Шурша сутаной, перебирая четки, наклонив голову, мимо них быстро прошел в зал совета капеллан Нордберг. Щека его дергалась, опущенные глаза мерцали. Драгуны распахнули перед капелланом двустворчатые двери, генералы поднялись ему навстречу.
— Старая лиса знает, что король близко! — сказал полковник.
Действительно, в это самое время сверху на башне протяжно запел горн: дворцовый дозорный увидел короля.
Драгуны у лестницы вскинули фанфары, протрубили коротко: «Король жалует к нам!» Штык-юнкера подняли мечи для салюта королю. Кирасиры отвели короткие пики — на караул. Горн на башне запел опять. Флигель-адъютант, гремя шпорами, придерживая шпагу, побежал вниз — встречать. В большом зале рыцарей, в галерее, в приемной министры, генералы, адмиралы, офицеры, сановники перестали шептаться, повернулись к лестнице с почтительными лицами. Придворные дамы застыли в низком реверансе. Никто не улыбался, — Карл ненавидел веселье, думал, что смеются над ним.
Стало так тихо, что все услышали шум ветра, — на море начинался шторм.
Еще раз запели фанфары, и на пороге большого зала показался король.
За ним шествовал только один человек — Аксель Спарре, королевский прокурор, друг Нордберга и будущий губернатор Москвы, как о нем говорили приближенные ко двору люди.
Карл шел быстро, подергивая длинным мясистым носом и на что-то сердясь. Его мальчишеское, но уже одутловатое лицо, красные глаза, узкие губы — все выражало недовольство. Ногой в блестящем ботфорте он пнул попавшуюся на пути веселую собачонку, сердито покосился на генерала Лавенгаупта, выставил вперед худое плечо и, никому не ответив на поклоны, вошел в зал совета. Тяжелые двери закрылись. Драгуны застыли, сложив руки на рукоятках мечей.
— Ну? — шепотом спросил полковник сына. — Вам все еще кажется, что он способен выслушать правду и отдать ей должное?
Премьер-лейтенант пожал плечами.
— Он весь — ложь. Такой размер шпаги только у одного человека в мире. Шпоры такой величины только у нашего короля. А стремена? Вы не видели нашего владыку в седле…

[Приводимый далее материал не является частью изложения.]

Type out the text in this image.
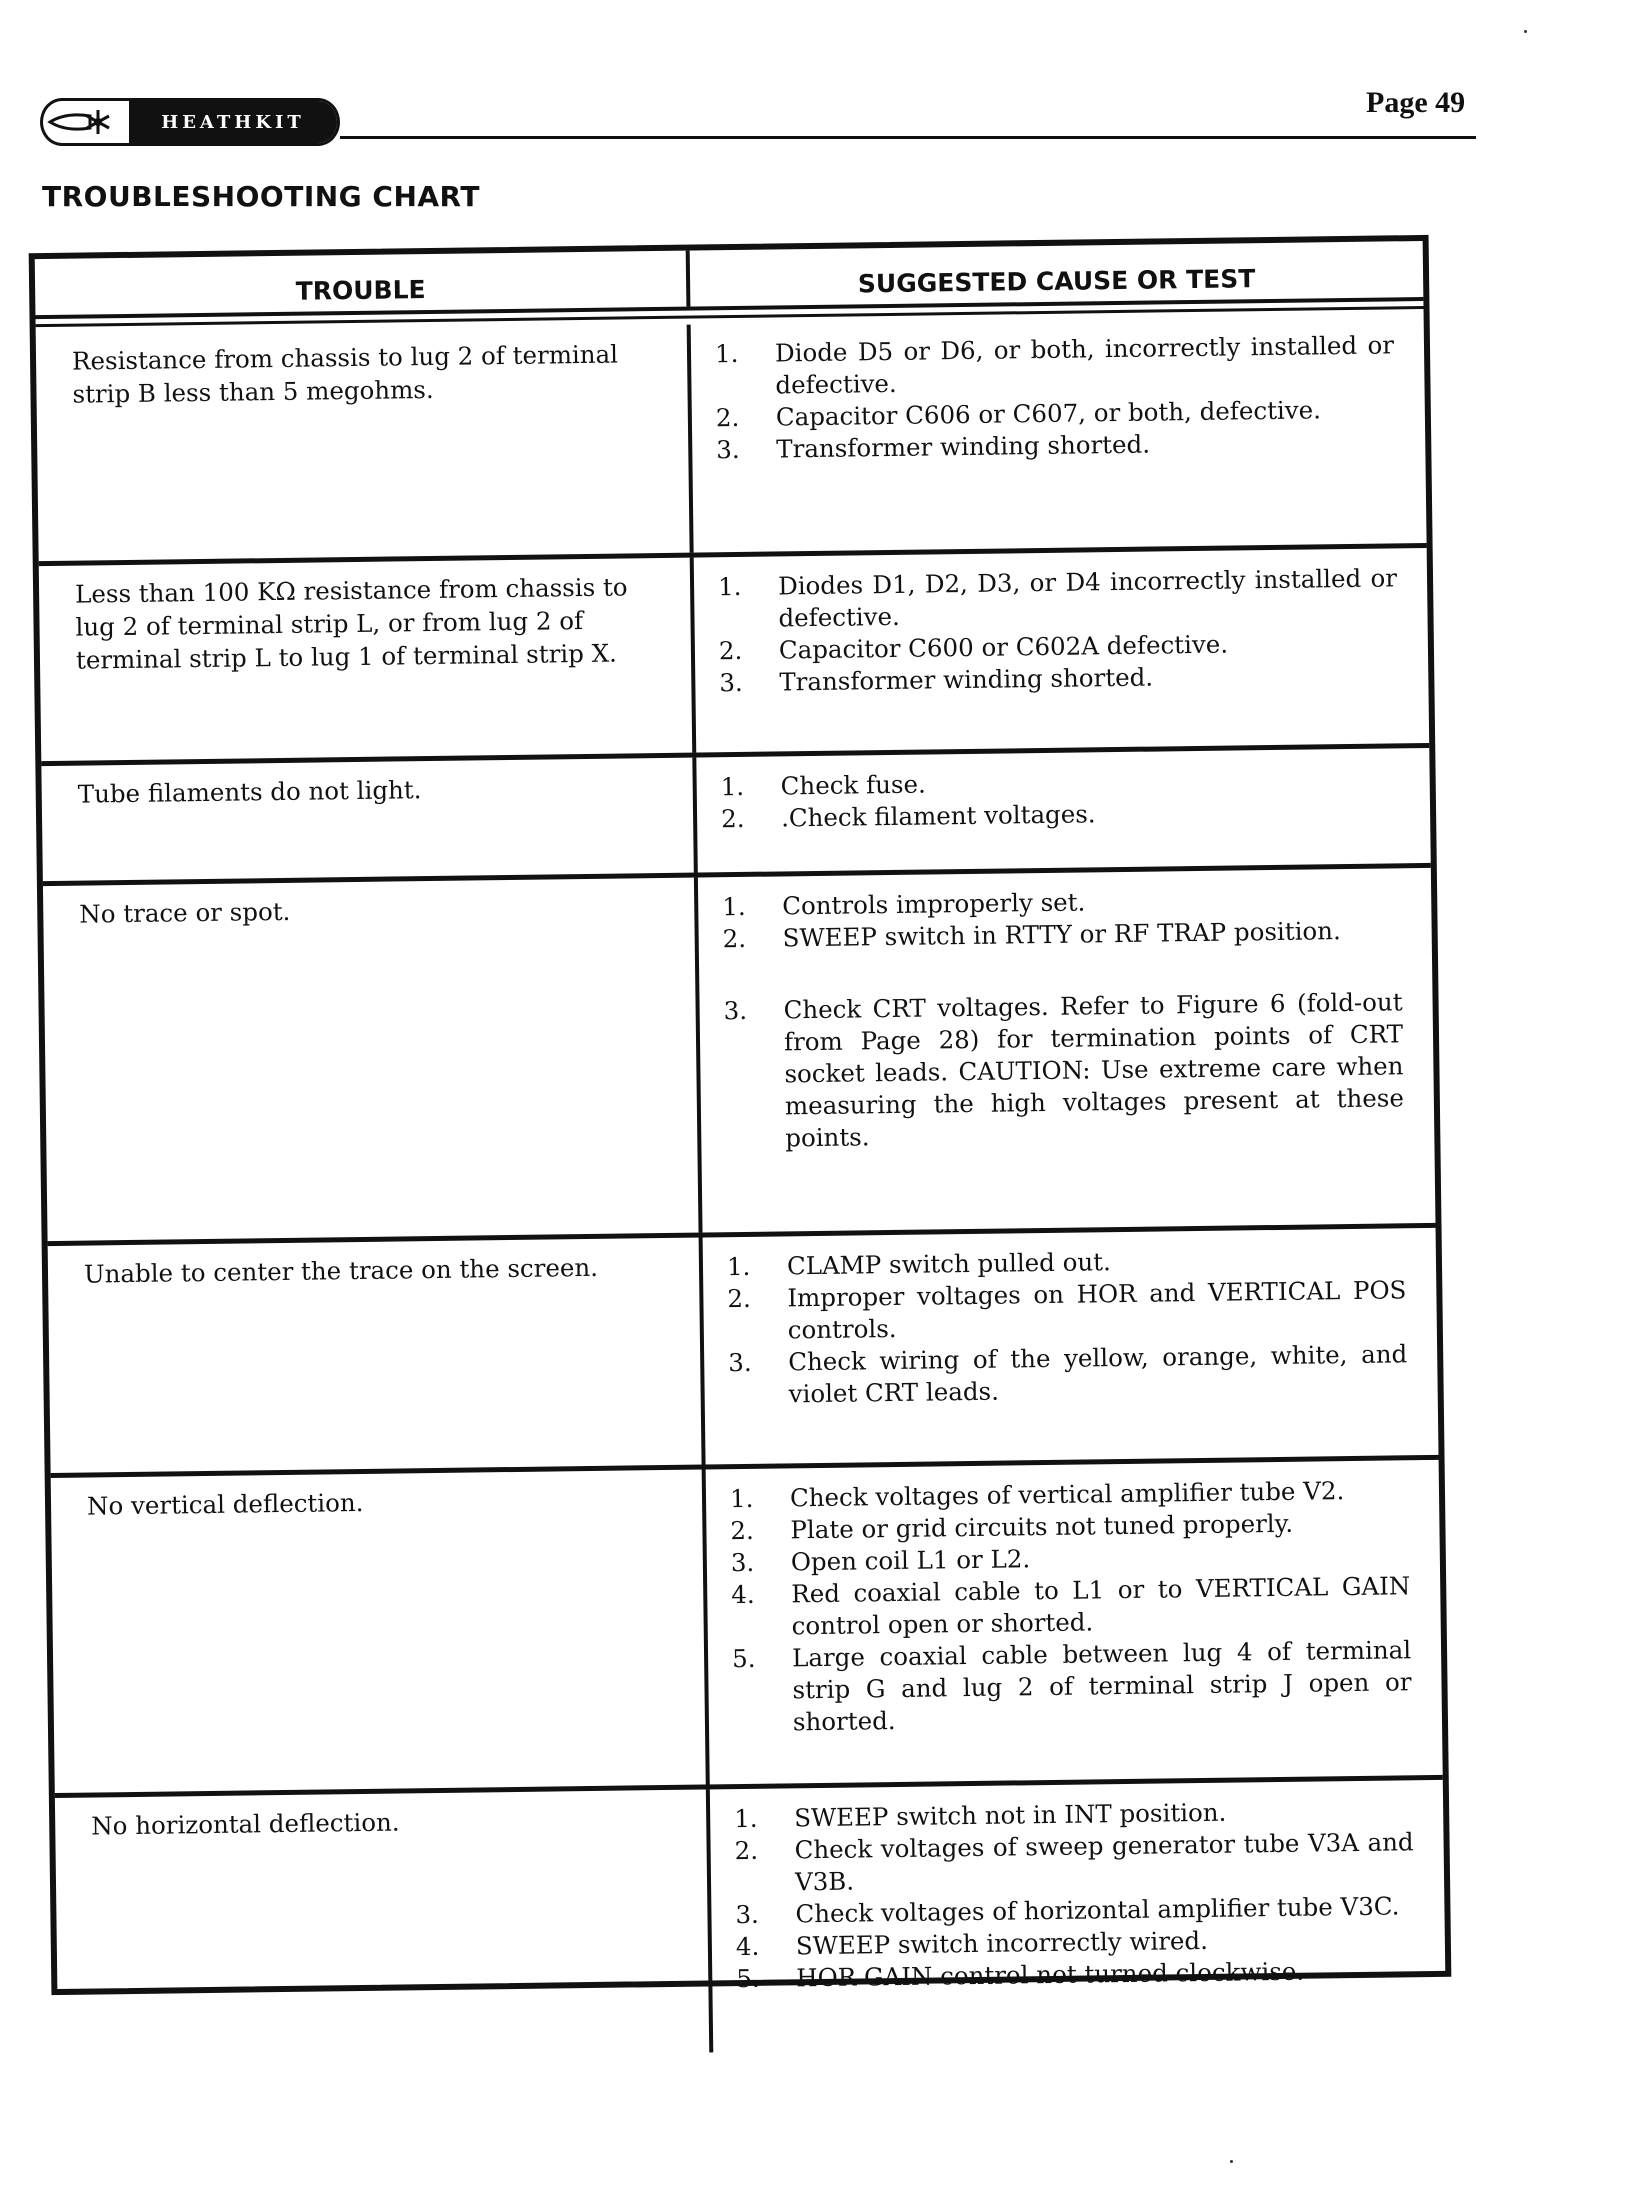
HEATHKIT
Page 49
TROUBLESHOOTING CHART
TROUBLE	SUGGESTED CAUSE OR TEST
Resistance from chassis to lug 2 of terminal strip B less than 5 megohms.
1.	Diode D5 or D6, or both, incorrectly installed or defective.
2.	Capacitor C606 or C607, or both, defective.
3.	Transformer winding shorted.
Less than 100 KΩ resistance from chassis to lug 2 of terminal strip L, or from lug 2 of terminal strip L to lug 1 of terminal strip X.
1.	Diodes D1, D2, D3, or D4 incorrectly installed or defective.
2.	Capacitor C600 or C602A defective.
3.	Transformer winding shorted.
Tube filaments do not light.	1.	Check fuse.
2.	.Check filament voltages.
No trace or spot.	1.	Controls improperly set.
2.	SWEEP switch in RTTY or RF TRAP position.
3.	Check CRT voltages. Refer to Figure 6 (fold-out from Page 28) for termination points of CRT socket leads. CAUTION: Use extreme care when measuring the high voltages present at these points.
Unable to center the trace on the screen.	1.	CLAMP switch pulled out.
2.	Improper voltages on HOR and VERTICAL POS controls.
3.	Check wiring of the yellow, orange, white, and violet CRT leads.
No vertical deflection.	1.	Check voltages of vertical amplifier tube V2.
2.	Plate or grid circuits not tuned properly.
3.	Open coil L1 or L2.
4.	Red coaxial cable to L1 or to VERTICAL GAIN control open or shorted.
5.	Large coaxial cable between lug 4 of terminal strip G and lug 2 of terminal strip J open or shorted.
No horizontal deflection.	1.	SWEEP switch not in INT position.
2.	Check voltages of sweep generator tube V3A and V3B.
3.	Check voltages of horizontal amplifier tube V3C.
4.	SWEEP switch incorrectly wired.
5.	HOR GAIN control not turned clockwise.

Они вновь прошлись по галерее, полковник, сдерживаясь, говорил:
— Начать царствовать в пятнадцать лет от роду — не так-то просто. Мальчишеский каприз становится законом, нежелание учиться — доблестью. Кроме лютеранской библии и одного, только одного рыцарского романа, он ничего не читал и читать не будет. Все вокруг непрестанно нашептывают ему о том, как он велик и какие пигмеи все бывшие до него владыки мира. Быть может, он и не до конца доверяет льстецам, но все же почему не отправиться завоевывать Москву? Вот, кстати, его главные советники по делам России. Его величество вполне доверяет этим господам.
Дес-Фонтейнес поднял угрюмый взор.
Навстречу под предводительством несколько полинявшего, но все еще блистательного герцога де Кроа пестрой толпою шли генералы и офицеры-иностранцы, отдавшие под Нарвой свои шпаги королю Швеции. В перьях и епанчах, в шведских и шотландских мундирах, сияя шитьем, регалиями, придерживая руками палаши и сабли, под мелодический звон шпор, они весело и гордо шли по дворцовым паркетам и коврам в зал совета его величества короля Карла XII.
Замыкали шествие трое: полковник Бломмберг, Галларт и полковник Джеймс из города Архангельска, оставивший свою должность якобы для того, чтобы воевать под знаменами Петра, и сделавший свою карьеру в шведском войске тем, что в Нарвском сражении, во время знаменитой снежной пурги, он первым отыскал короля и ему, Карлу XII, опустившись на одно колено, эфесом вперед отдал свою шпагу, сказав при этом:
— Величайшему из полководцев от его верного раба!
Молча, тяжелым взглядом Ларс Дес-Фонтейнес проводил шествие, и сердце его на мгновение сжалось недобрым предчувствием.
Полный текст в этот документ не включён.